The value of London offices is set to drop dramatically in the next two to three years, as working from home and firms downsizing their workforce will keep demand for office space low, investment bank Citi says.
In a note to clients on Monday rating office landlord giant Land Securities
with a neutral rating, Citi’s real estate analyst team led by Aaron Guy said that “recessionary impacts on higher unemployment and continued work-from-home office shrinkage” will drive down office values in the U.K.’s capital by 38%.
“We estimate historical levels of London office unemployment and a work-from-home estimate of 26% of space loss spread over 15 years.
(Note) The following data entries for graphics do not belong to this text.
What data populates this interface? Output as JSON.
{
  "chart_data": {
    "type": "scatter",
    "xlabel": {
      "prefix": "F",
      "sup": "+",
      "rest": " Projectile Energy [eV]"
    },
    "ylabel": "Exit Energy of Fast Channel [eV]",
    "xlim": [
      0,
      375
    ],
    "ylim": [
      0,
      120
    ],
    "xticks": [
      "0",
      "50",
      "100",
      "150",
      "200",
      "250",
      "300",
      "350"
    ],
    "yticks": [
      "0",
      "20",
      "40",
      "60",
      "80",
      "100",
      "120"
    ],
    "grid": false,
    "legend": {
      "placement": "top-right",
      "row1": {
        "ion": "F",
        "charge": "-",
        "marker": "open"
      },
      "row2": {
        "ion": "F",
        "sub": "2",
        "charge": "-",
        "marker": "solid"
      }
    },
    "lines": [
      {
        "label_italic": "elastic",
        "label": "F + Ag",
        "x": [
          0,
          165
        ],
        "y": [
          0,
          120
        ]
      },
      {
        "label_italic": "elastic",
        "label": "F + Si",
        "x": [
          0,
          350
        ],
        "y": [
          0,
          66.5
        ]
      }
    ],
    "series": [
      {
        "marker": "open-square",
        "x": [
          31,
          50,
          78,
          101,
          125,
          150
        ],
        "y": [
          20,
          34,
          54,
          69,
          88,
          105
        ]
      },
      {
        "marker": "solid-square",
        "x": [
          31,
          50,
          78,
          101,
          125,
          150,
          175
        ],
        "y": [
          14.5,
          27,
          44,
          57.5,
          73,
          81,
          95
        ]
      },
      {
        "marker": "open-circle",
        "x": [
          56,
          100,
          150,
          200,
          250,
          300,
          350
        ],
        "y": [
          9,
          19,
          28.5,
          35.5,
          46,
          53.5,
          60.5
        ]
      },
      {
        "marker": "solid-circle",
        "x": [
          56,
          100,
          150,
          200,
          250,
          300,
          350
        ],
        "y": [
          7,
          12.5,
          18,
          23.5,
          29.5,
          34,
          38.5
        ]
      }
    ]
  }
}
This drives our vacancy rate estimates up 6 percentage points,” the team said.
Guy said while LandSec has taken an approximate 60% hit to the valuation of its retail property and will drop a further 17%, its London office portfolio hasn’t faced a similar situation yet. It is a question of when, not if, the recession will impact the commercial property sector.
“Once the downcycle has been triggered – which we believe occurred when rates crossed into recession driving territory through and post the summer of this year – it then comes to the decision of how deep and for how long,” he said.
Guy added that office block landlords will have to slash rents by 43% over the next four years and in past economic cycles, he noted that London office rents have declined over 40%.
Responding to the rent decline, office blocks will have to sell for over 40% below than current market values to make an “investible return” in a deal today, the note said.
In the next decade, the team added that the commercial property sector could see a 32% recovery in rent values as the “nature of a downturn” means some stimulus into the economy will put a time limit on rent declines.
“As we stand today, we would expect the length of the downturn to be tied in large part to how long it takes for inflation to decline,” Guy said.
Deutsche Bank’s new office HQ in London sold for a 9% discount
Earlier in September, LandSec agreed to sell Deutsche Bank’s future London headquarters for a 9% discount from its March valuation.
It sold the office block, which is under construction and is expected to complete in Q1 2023, for £809 million ($985 million), equating to an approximate £90 million reduction.